In what the US government calls a sign of an improving economy, the number of applicants for visas that allow foreign workers to live here has spiked. The Wall Street Journal reports that 25,600 people applied for H-1B visas in the first week of the program this year. Last year, it took an entire month to receive that many applications.
"Given the improved economy… it would not be surprising to see the quota filled very early this year," Stuart Anderson, executive director of the National Foundation for American Policy, told the Journal.
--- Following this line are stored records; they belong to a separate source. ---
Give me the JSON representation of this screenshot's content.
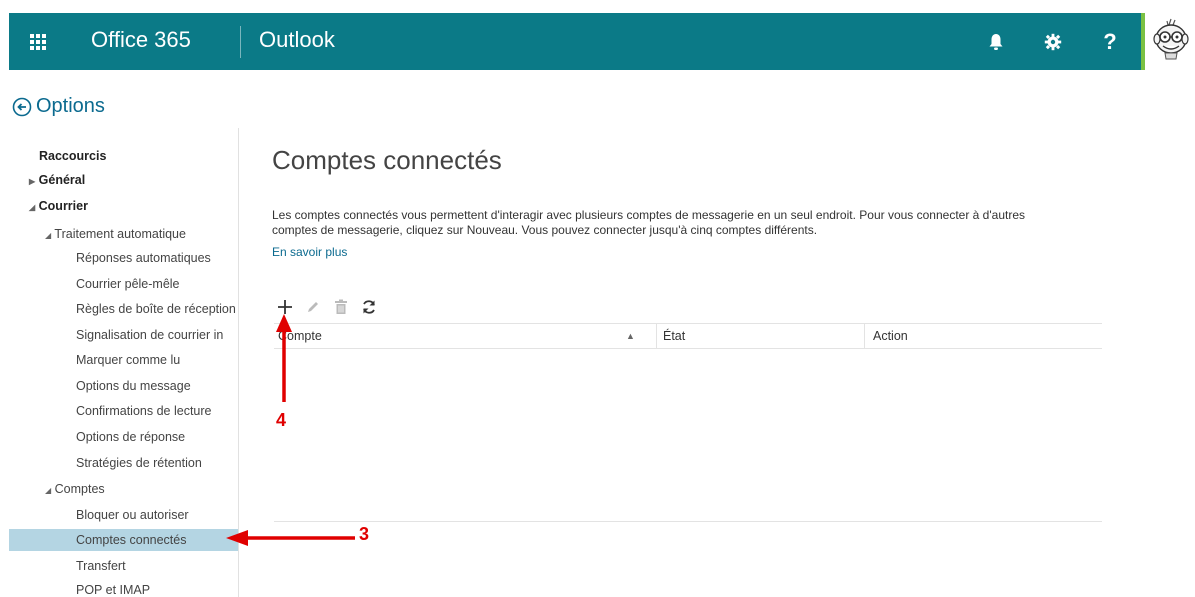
{
  "header": {
    "brand": "Office 365",
    "app": "Outlook",
    "icons": [
      "app-launcher-icon",
      "bell-icon",
      "gear-icon",
      "help-icon"
    ],
    "help_label": "?",
    "colors": {
      "bar": "#0b7a87",
      "accent": "#7ac143"
    }
  },
  "options_title": "Options",
  "sidebar": {
    "items": [
      {
        "label": "Raccourcis"
      },
      {
        "label": "Général"
      },
      {
        "label": "Courrier"
      },
      {
        "label": "Traitement automatique"
      },
      {
        "label": "Réponses automatiques"
      },
      {
        "label": "Courrier pêle-mêle"
      },
      {
        "label": "Règles de boîte de réception"
      },
      {
        "label": "Signalisation de courrier in"
      },
      {
        "label": "Marquer comme lu"
      },
      {
        "label": "Options du message"
      },
      {
        "label": "Confirmations de lecture"
      },
      {
        "label": "Options de réponse"
      },
      {
        "label": "Stratégies de rétention"
      },
      {
        "label": "Comptes"
      },
      {
        "label": "Bloquer ou autoriser"
      },
      {
        "label": "Comptes connectés"
      },
      {
        "label": "Transfert"
      },
      {
        "label": "POP et IMAP"
      }
    ],
    "selected": "Comptes connectés"
  },
  "main": {
    "title": "Comptes connectés",
    "description": "Les comptes connectés vous permettent d'interagir avec plusieurs comptes de messagerie en un seul endroit. Pour vous connecter à d'autres comptes de messagerie, cliquez sur Nouveau. Vous pouvez connecter jusqu'à cinq comptes différents.",
    "learn_more": "En savoir plus",
    "toolbar": [
      "plus-icon",
      "pencil-icon",
      "trash-icon",
      "refresh-icon"
    ],
    "table": {
      "columns": [
        "Compte",
        "État",
        "Action"
      ],
      "rows": []
    }
  },
  "annotations": {
    "arrow_3_label": "3",
    "arrow_4_label": "4",
    "color": "#e00000"
  }
}
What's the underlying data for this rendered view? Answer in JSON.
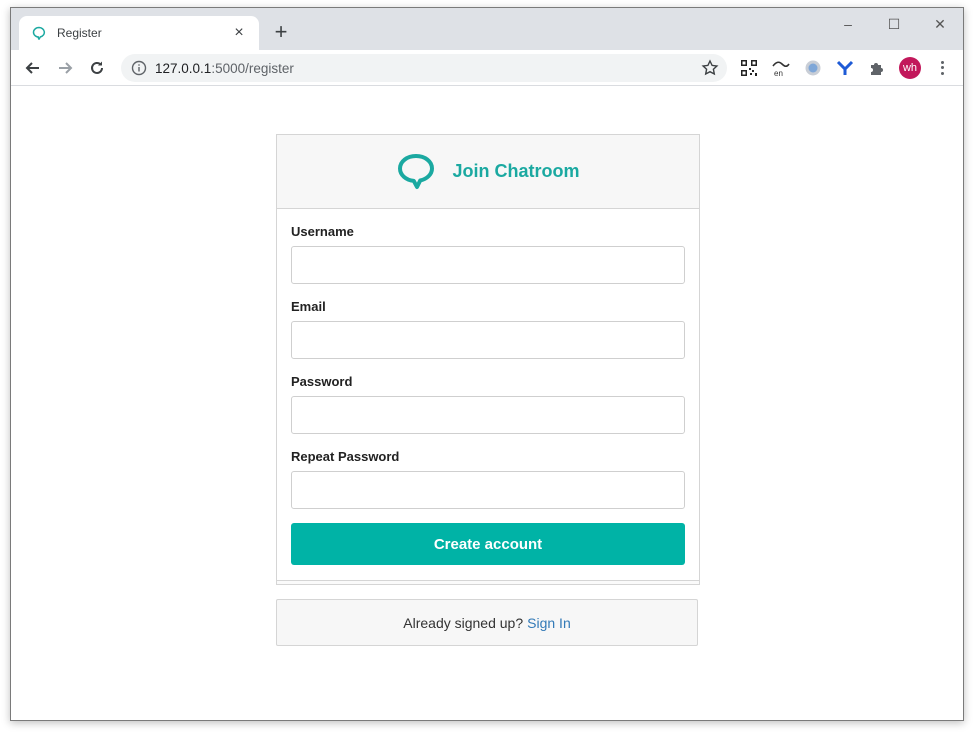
{
  "browser": {
    "tab_title": "Register",
    "url_host": "127.0.0.1",
    "url_path": ":5000/register",
    "avatar_initials": "wh",
    "ext_label": "en"
  },
  "card": {
    "title": "Join Chatroom",
    "fields": [
      {
        "label": "Username",
        "value": "",
        "placeholder": ""
      },
      {
        "label": "Email",
        "value": "",
        "placeholder": ""
      },
      {
        "label": "Password",
        "value": "",
        "placeholder": ""
      },
      {
        "label": "Repeat Password",
        "value": "",
        "placeholder": ""
      }
    ],
    "submit_label": "Create account"
  },
  "footer": {
    "prompt": "Already signed up?",
    "link": "Sign In"
  },
  "colors": {
    "accent": "#00b3a6",
    "title": "#1ba9a1",
    "link": "#337ab7",
    "avatar": "#c2185b"
  }
}
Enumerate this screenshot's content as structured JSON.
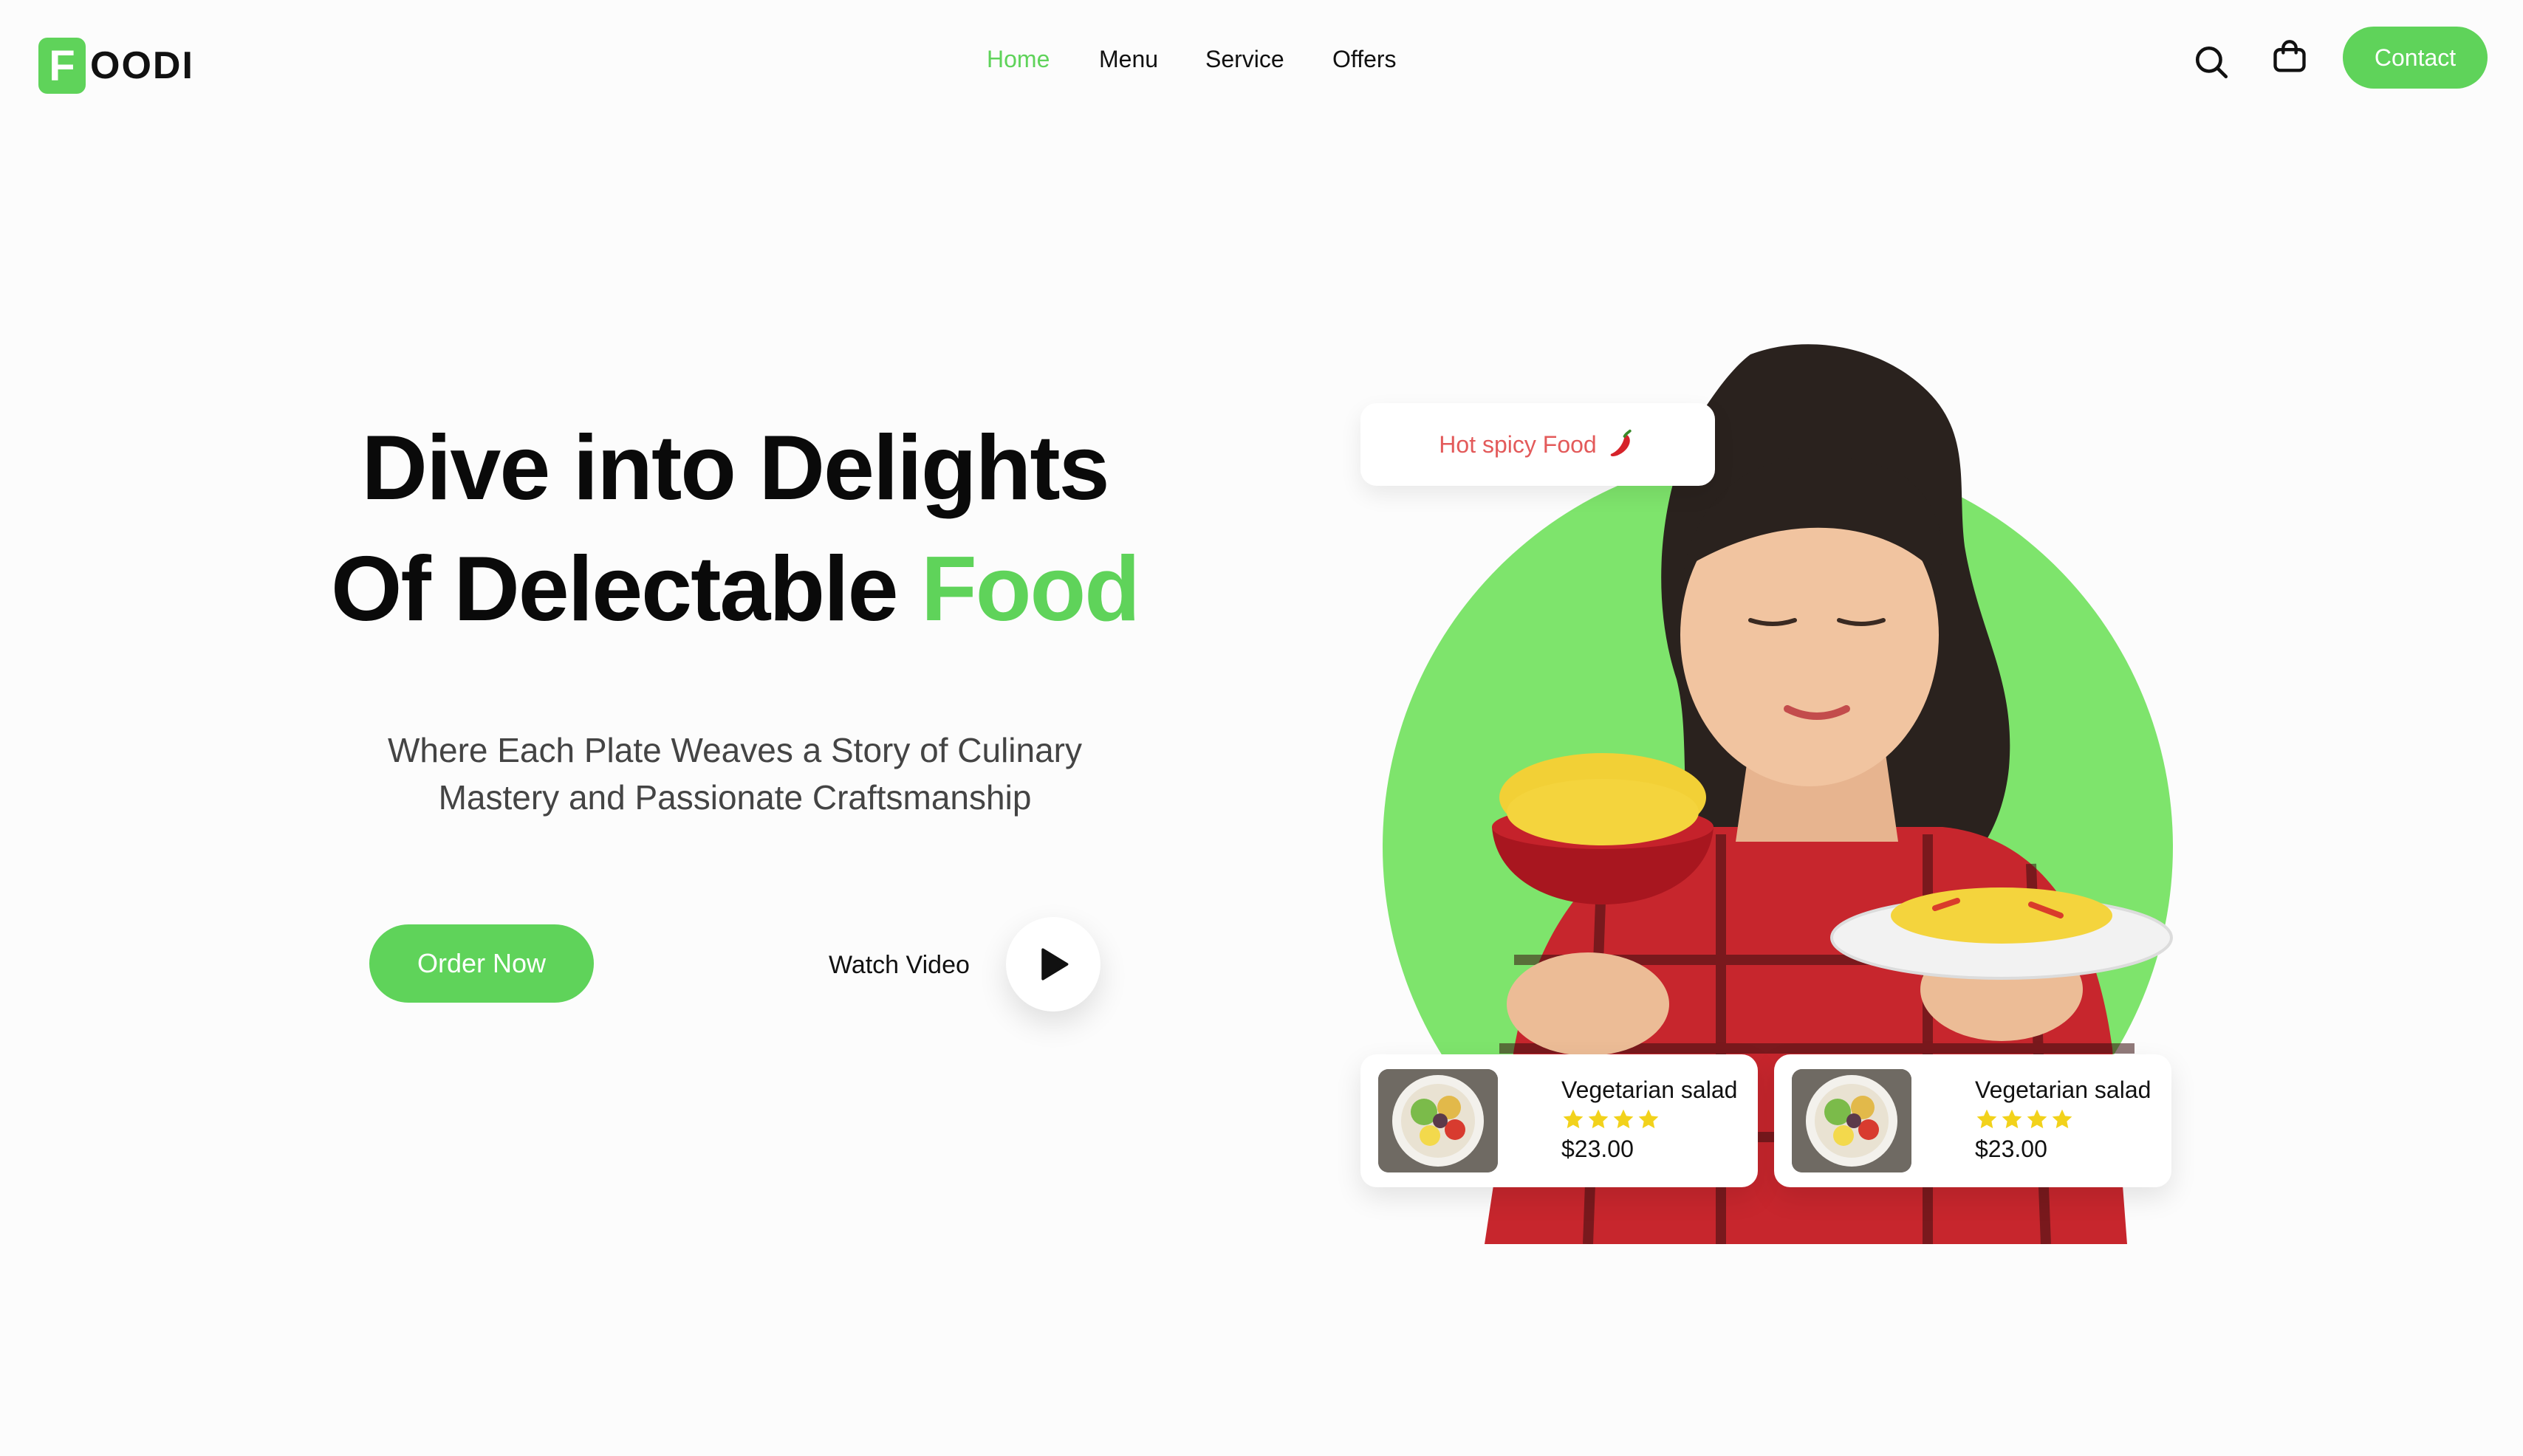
{
  "brand": {
    "badge_letter": "F",
    "name_rest": "OODI",
    "accent_color": "#5fd35a"
  },
  "nav": {
    "items": [
      {
        "label": "Home",
        "active": true
      },
      {
        "label": "Menu",
        "active": false
      },
      {
        "label": "Service",
        "active": false
      },
      {
        "label": "Offers",
        "active": false
      }
    ]
  },
  "header": {
    "search_icon": "search-icon",
    "cart_icon": "shopping-bag-icon",
    "contact_label": "Contact"
  },
  "hero": {
    "title_line1": "Dive into Delights",
    "title_line2_prefix": "Of Delectable ",
    "title_line2_accent": "Food",
    "subtitle_line1": "Where Each Plate Weaves a Story of Culinary",
    "subtitle_line2": "Mastery and Passionate Craftsmanship",
    "order_label": "Order Now",
    "watch_label": "Watch Video",
    "play_icon": "play-icon"
  },
  "badge": {
    "text": "Hot spicy Food",
    "icon": "chili-pepper-icon"
  },
  "food_cards": [
    {
      "name": "Vegetarian salad",
      "rating": 4,
      "price": "$23.00"
    },
    {
      "name": "Vegetarian salad",
      "rating": 4,
      "price": "$23.00"
    }
  ],
  "colors": {
    "accent": "#5fd35a",
    "hero_circle": "#7ee46c",
    "spicy_text": "#e35a5a",
    "star": "#f2d21b"
  }
}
There are two ways to look at the government's assertion that the application increase is a sign that the US economy is improving. On one hand, foreign workers may be anxious to work in the US because overall conditions are better. On the other hand, an improving US economy should spur the hiring of more US workers, which would decrease demand for foreign workers.
The number of H-1B visas granted in any year is dictated by a cap, not by US economic conditions. (As we reported last month, the cap for visas for the 2013 calendar year is 65,000.) This has given rise to widespread criticism that the program hires foreign workers at reduced salaries. (See: H1-B Critics Outline Program Flaws.)
According to the Journal:
Demand for the skilled-worker visas has fluctuated in past years, with the visa limit exhausted on the first few days of filing in 2007 and 2008.
That demand decreased during the economic crisis and its aftermath. In recent years, some lawmakers... have expressed concern about the visa program and whether foreign workers, especially in the software sector, are displacing qualified Americans.